I am officially declaring today to be “Normal Day,” because I’m a bit worn out from the previous handful of days that were crazy/wonderful/frenetic/heartwarming/exhausting, and I could, you know, benefit from a day of relative normalcy. So yeah, I’m going to relax a bit today, go to the DayJob, do some fairly typical research work, grab my usual lunch, and so on. Normal Day.

Please note, however, that today is very much not Normal Day for today’s EATING AUTHOR guest, Matthew Kressel . Matt’s first novel, (which is also the first book of his planned Worldmender Trilogy) is King of Shards comes out tomorrow. So yeah, nothing typical or ordinary about today for him.

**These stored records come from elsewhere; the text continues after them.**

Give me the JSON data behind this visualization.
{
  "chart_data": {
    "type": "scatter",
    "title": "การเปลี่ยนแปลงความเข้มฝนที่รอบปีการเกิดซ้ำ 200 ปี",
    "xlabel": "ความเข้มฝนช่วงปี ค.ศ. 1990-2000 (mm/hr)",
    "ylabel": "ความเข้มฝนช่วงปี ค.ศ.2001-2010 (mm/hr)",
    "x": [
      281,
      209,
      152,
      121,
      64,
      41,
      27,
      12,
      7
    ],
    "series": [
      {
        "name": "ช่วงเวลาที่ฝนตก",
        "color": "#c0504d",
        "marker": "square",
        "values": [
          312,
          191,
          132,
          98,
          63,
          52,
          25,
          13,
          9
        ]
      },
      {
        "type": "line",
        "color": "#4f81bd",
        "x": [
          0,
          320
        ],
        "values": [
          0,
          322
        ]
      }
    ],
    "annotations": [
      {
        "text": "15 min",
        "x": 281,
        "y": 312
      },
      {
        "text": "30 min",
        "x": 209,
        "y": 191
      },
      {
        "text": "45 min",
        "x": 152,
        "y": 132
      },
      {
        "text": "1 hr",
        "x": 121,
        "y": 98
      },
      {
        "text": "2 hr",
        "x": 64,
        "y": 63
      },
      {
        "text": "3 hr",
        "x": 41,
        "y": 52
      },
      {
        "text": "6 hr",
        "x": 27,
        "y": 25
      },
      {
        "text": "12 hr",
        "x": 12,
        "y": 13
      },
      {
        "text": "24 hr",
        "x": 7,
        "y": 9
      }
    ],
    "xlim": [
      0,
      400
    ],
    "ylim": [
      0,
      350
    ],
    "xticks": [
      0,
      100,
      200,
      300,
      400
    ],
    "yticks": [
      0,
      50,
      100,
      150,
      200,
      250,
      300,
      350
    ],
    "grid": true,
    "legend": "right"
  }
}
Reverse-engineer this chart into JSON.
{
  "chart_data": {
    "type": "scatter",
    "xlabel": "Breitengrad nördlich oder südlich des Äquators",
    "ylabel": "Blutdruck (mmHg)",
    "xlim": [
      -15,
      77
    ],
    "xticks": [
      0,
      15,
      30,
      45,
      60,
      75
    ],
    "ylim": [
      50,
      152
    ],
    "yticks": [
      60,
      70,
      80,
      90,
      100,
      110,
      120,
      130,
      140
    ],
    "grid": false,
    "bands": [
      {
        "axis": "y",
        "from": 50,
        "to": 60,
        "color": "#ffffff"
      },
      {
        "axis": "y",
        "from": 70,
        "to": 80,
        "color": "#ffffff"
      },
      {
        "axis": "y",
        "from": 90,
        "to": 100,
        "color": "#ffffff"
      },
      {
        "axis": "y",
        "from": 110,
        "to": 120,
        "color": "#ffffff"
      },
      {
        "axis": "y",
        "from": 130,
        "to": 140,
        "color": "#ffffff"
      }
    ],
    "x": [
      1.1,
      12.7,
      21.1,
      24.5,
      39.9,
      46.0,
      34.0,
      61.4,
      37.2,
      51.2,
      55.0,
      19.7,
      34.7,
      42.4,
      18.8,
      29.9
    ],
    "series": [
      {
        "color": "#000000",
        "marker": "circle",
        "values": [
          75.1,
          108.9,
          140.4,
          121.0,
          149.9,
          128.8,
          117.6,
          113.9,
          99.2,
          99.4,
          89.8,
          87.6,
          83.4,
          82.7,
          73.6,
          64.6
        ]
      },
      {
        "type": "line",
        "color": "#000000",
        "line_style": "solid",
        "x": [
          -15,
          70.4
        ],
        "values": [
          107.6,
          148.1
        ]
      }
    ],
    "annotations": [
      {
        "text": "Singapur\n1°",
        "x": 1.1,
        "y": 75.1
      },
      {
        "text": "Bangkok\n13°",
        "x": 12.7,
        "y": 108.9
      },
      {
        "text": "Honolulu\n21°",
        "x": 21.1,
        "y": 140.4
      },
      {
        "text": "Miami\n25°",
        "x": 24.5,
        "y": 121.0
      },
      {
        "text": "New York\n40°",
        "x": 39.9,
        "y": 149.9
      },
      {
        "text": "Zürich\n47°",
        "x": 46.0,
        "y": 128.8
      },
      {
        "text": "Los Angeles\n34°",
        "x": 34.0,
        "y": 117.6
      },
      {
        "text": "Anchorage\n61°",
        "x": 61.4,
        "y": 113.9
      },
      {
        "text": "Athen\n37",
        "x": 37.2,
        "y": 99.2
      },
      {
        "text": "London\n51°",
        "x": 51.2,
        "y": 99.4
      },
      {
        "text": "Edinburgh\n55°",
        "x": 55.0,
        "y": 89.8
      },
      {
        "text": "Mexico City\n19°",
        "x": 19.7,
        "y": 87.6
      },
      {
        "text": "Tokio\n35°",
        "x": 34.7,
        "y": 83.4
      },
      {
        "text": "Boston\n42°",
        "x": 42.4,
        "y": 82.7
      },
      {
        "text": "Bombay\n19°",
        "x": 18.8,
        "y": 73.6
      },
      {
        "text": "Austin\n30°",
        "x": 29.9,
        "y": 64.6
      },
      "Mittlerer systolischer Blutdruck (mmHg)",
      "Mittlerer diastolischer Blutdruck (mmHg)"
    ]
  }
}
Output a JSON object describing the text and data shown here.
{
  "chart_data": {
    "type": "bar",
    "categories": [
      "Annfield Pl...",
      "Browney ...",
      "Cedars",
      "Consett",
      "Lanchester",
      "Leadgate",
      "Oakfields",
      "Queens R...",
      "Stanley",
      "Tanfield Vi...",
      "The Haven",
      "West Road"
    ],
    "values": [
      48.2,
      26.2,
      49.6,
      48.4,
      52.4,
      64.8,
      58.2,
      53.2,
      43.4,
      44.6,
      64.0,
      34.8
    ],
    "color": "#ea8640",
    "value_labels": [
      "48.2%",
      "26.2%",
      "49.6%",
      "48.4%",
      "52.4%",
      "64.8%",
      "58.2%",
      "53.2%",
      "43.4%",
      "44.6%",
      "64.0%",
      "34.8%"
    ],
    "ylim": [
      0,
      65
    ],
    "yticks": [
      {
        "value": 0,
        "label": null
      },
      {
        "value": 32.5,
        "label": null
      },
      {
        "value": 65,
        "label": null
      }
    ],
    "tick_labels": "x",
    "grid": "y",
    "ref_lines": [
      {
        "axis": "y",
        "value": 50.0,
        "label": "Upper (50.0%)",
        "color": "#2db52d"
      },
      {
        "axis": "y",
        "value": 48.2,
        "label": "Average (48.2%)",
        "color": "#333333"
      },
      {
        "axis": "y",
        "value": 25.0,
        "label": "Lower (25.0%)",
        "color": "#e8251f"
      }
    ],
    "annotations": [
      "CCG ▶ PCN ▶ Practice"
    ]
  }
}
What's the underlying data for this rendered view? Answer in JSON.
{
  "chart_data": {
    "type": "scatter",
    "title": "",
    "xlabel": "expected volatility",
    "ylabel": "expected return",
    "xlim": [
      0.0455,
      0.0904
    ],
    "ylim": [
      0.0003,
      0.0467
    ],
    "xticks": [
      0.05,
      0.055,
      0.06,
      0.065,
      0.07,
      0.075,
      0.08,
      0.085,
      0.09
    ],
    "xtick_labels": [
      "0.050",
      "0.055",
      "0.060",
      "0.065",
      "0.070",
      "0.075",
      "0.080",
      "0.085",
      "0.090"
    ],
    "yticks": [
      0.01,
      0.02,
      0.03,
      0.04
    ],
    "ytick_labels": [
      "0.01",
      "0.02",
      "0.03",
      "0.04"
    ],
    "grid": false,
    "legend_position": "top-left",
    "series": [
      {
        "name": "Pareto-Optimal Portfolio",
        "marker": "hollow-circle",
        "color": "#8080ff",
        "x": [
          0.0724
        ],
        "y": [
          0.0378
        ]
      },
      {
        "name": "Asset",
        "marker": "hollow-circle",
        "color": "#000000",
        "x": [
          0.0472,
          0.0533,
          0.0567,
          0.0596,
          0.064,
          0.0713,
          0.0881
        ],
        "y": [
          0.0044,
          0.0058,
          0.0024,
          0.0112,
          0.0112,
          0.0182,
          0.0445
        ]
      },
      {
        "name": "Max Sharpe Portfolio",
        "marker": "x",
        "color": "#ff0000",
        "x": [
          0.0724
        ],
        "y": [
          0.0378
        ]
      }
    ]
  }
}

If you don’t know his name, you should. His short fiction has showed up on the Locus recommended reading list and been nominated repeatedly for the Nebula award. His editorial work with the small press Senses Five has garnered him a World Fantasy award. And he’s also currently the co-host (alongside Ellen Datlow) of the Fantastic Fiction monthly reading series in New York City, which features some of the best and brightest speculative fiction to be found.

I have been waiting with no little impatience to read Matt at book-length since word first leaked that he’d sold a novel. That waiting comes to an end tomorrow. Tomorrow will not be a Normal Day.